Irmina, der bekannteste Comic von Barbara Yelin, beginnt im selben Stil: Irmina von Behdinger macht 1934 eine Ausbildung zur Fremdsprachensekretärin und verliebt sich in Howard, einen Oxford-Stipendiaten aus Barbados. "Die ganze Welt stand ihr offen", titelt die Frankfurter Rundschau über die junge Deutsche, die sich kurz nach Hitlers Machtergreifung in Großbritannien emanzipiert und verliebt. Als sie aus Geldmangel zurück zu den Eltern muss, bleibt eine Wahl: Wie viel möchte sie Howard, den sie noch kaum kennt, opfern? Sie heiratet einen SS-Mann, wird bald Mutter, Witwe, Lehrerin in Stuttgart. Warnt also auch Barbara Yelin: "Sag was! Frag nach! Sonst musst du vieles lebenslang bereuen"?

Nein. "Wie zum Teufel hat es Barbara Yelin geschafft", fragt Comickünstler Reinhard Kleist, "dass ich bei Irmina in einer Szene fast geheult habe?" Mich traf "Irmina", weil ich die Lektion aus Am Strand recht leicht beherzigen kann: Nachfragen, Offen-und-Empathisch-Sein. "Irmina" zeigt viel komplexere "Lektionen" - zu Privilegien, Bequemlichkeit, sozialen Klassen, Habitus und Risiko: Zu welchem Preis hätte Irmina in England bleiben können? Hätte sie Howard genügt? An seiner Seite wäre sie aufgestiegen - doch ohne ihn? Versackt?

Yelins Kunst beginnt mit Skizzen, Strichen in Bleistift-Optik. Wo andere Comics in einem Extra-Arbeitsschritt mit Tinte Linien, Silhouetten, viele Kontraste hart, sauber abgrenzen und perfektionieren, lässt Yelin Hilfslinien, Wirbel offen stehen. Ihre Szenen wirken neblig, flattrig, ungefähr - und auch die Kolorierung kippt an vielen Punkten ins vage Braun, Blau, Verwaschene.

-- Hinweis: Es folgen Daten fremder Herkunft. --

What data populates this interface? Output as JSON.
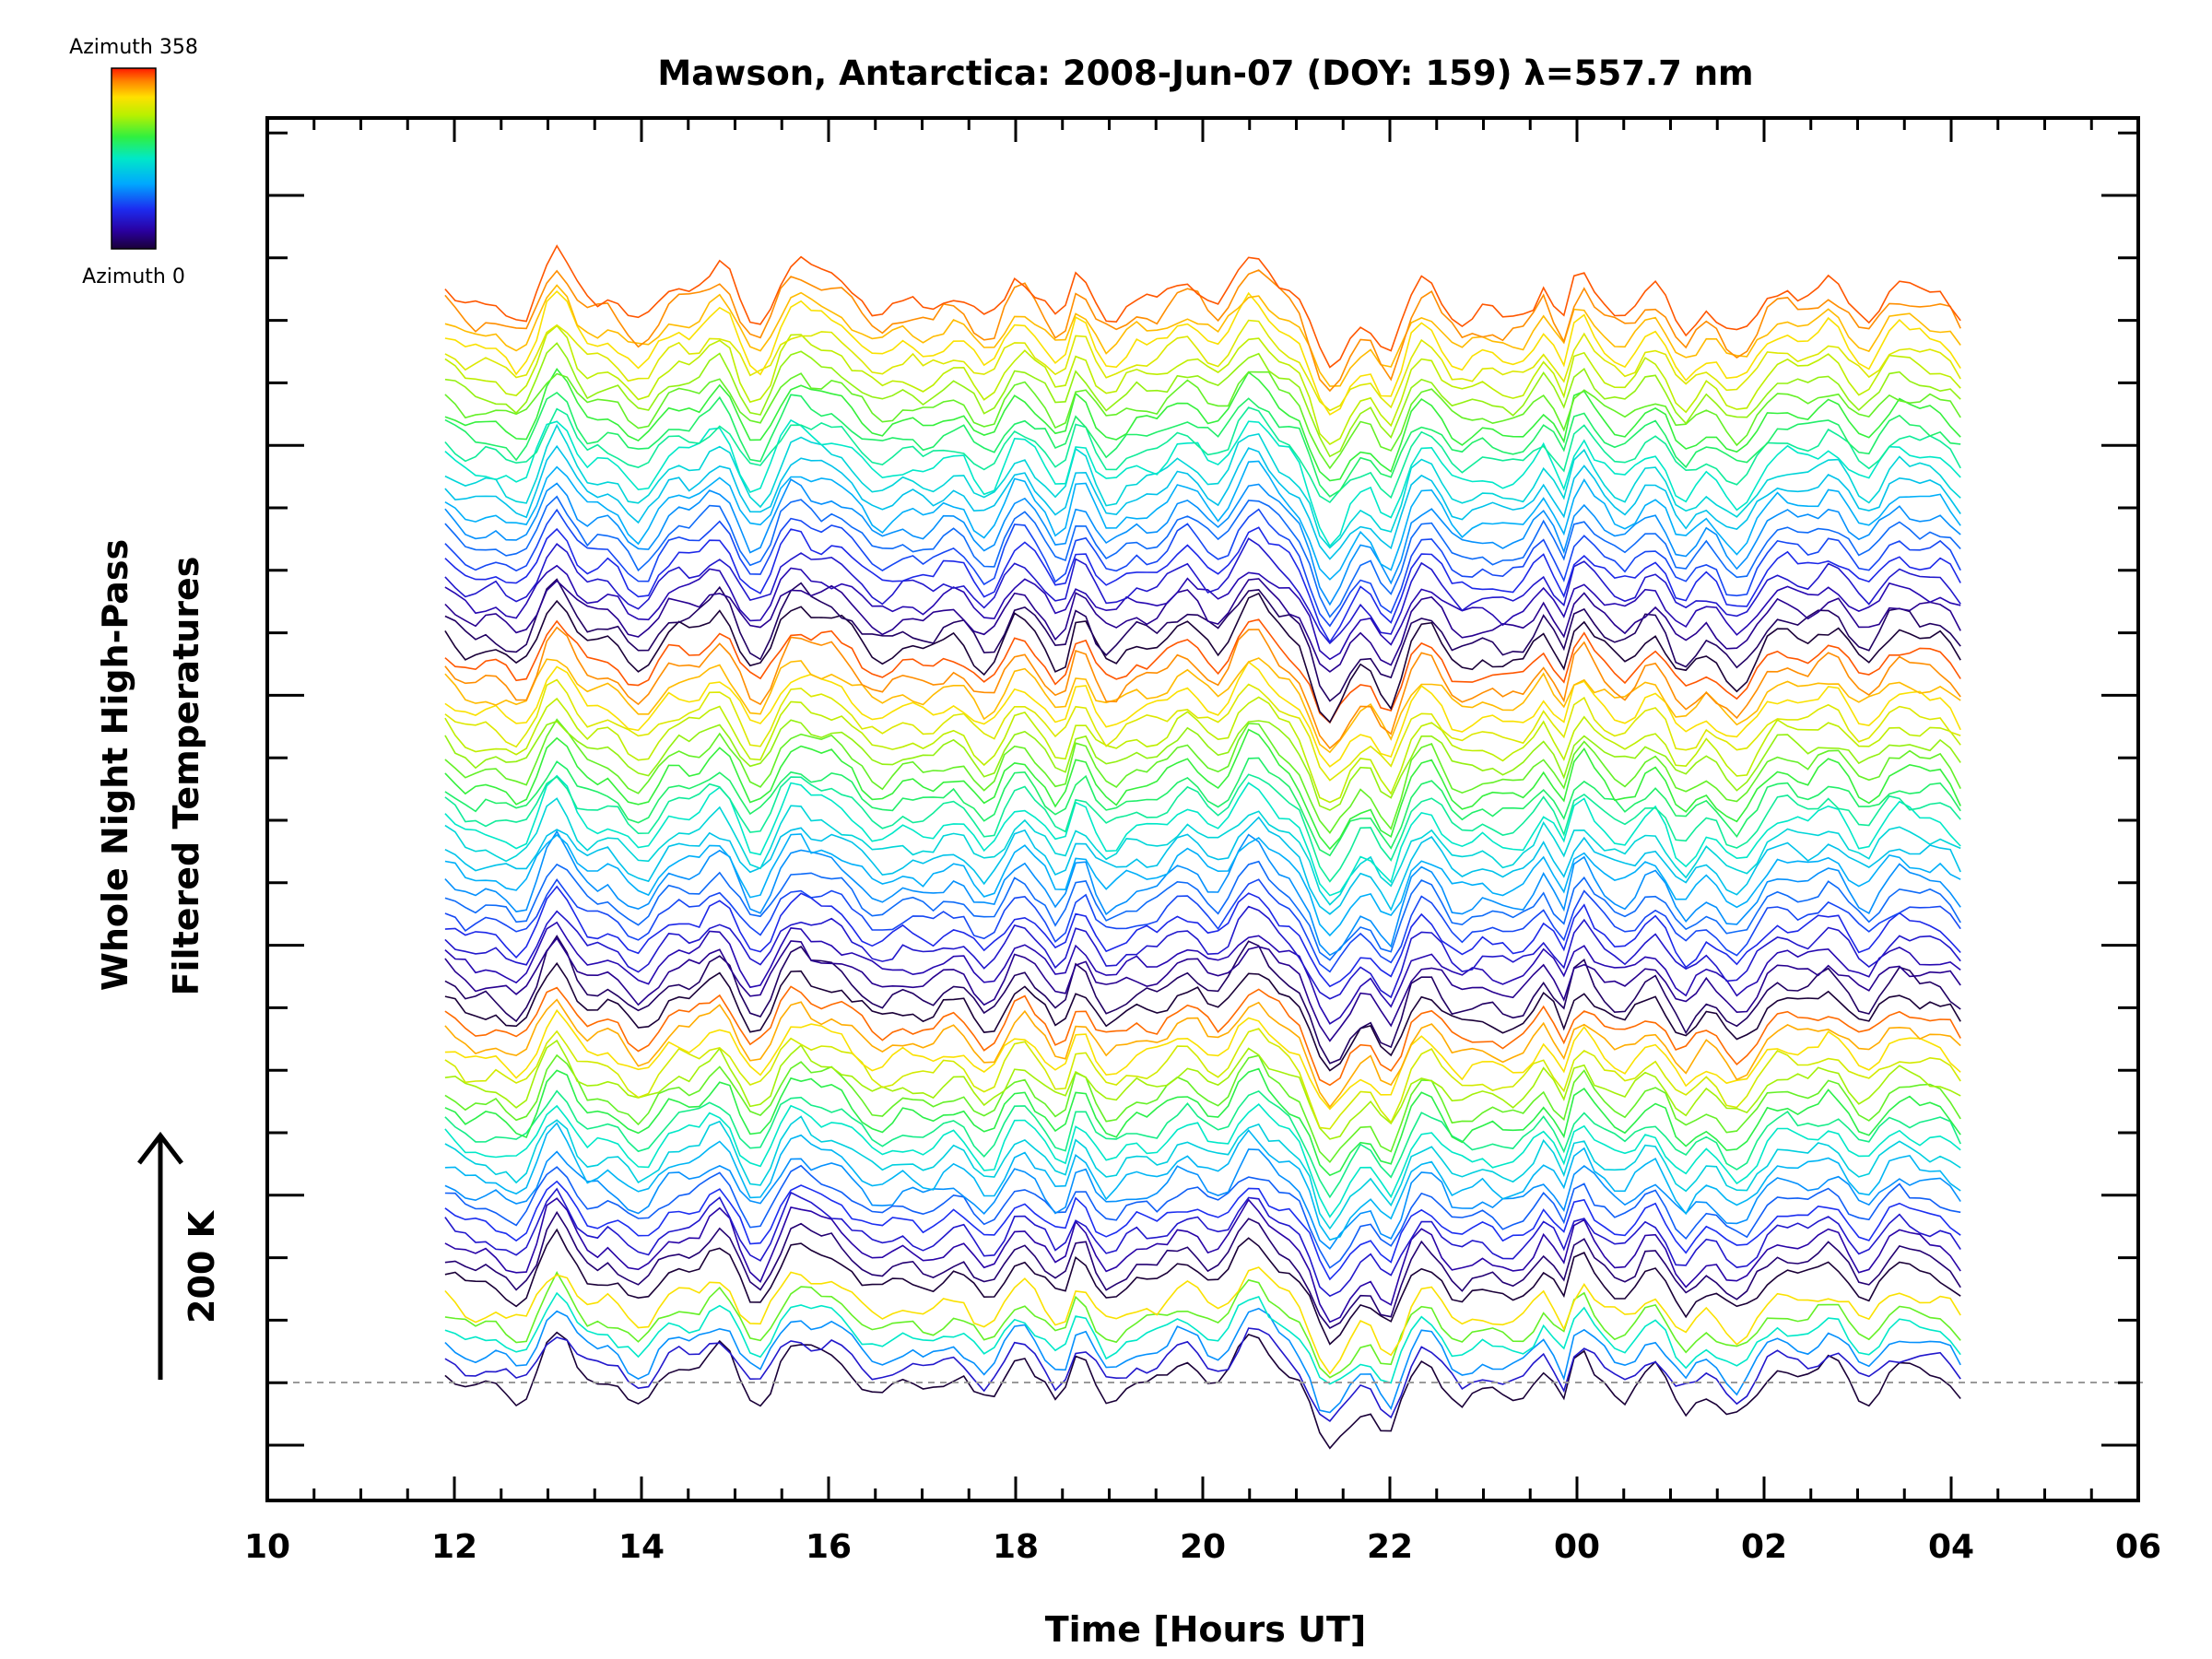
{
  "chart_data": {
    "type": "line",
    "title": "Mawson, Antarctica: 2008-Jun-07 (DOY: 159) λ=557.7 nm",
    "xlabel": "Time [Hours UT]",
    "ylabel": [
      "Whole Night High-Pass",
      "Filtered Temperatures"
    ],
    "scale_bar_label": "200 K",
    "colorbar": {
      "top_label": "Azimuth  358",
      "bottom_label": "Azimuth  0",
      "colormap": "rainbow (violet/black at 0 to red at 358)"
    },
    "x_tick_labels": [
      "10",
      "12",
      "14",
      "16",
      "18",
      "20",
      "22",
      "00",
      "02",
      "04",
      "06"
    ],
    "xlim_hours_ut": [
      10,
      30
    ],
    "data_time_range_hours_ut": [
      11.9,
      28.1
    ],
    "baseline_reference": "dashed gray line at zero of first trace",
    "series_count": 72,
    "series_description": "Stacked filtered temperature traces, one per zenith-angle/azimuth viewing direction, each offset vertically and colored by azimuth (0–358).",
    "grid": false,
    "legend": "colorbar top-left"
  },
  "colors": {
    "axis": "#000000",
    "baseline": "#9a9a9a"
  }
}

Ein "unsauberer" Stil, in dem das Auge gern wandert, weil glatte, flächige Orientierungspunkte fehlen. Lese ich Yelin, denke ich danach bei jedem Disney-Comic: Mickey ist kein Lebewesen - sondern steht mit dicker Umrandung und brutalst strahlenden Farben grell, statisch mitten im Bild: poliert und hart wie ein Verkehrsschild oder eine Werbe-Schablone. Yelins Figuren wabern, zittern, leben und verschwimmen.

Irmina erschien 2014 - im ersten Jahr, in dem ich wusste: Ich werde nicht nach Toronto reisen. Mir geht die Puste aus, finanziell. Kanadiern und Kanadierinnen habe ich als Dating-Partner wenig zu bieten. Ich kann keinen Roman schreiben und nebenher eine Existenz auf einem anderen Kontinent aufbauen: 2014 ging ich für einige Monate nach Berlin. Verliebte mich dort. War seitdem nie wieder weit fort.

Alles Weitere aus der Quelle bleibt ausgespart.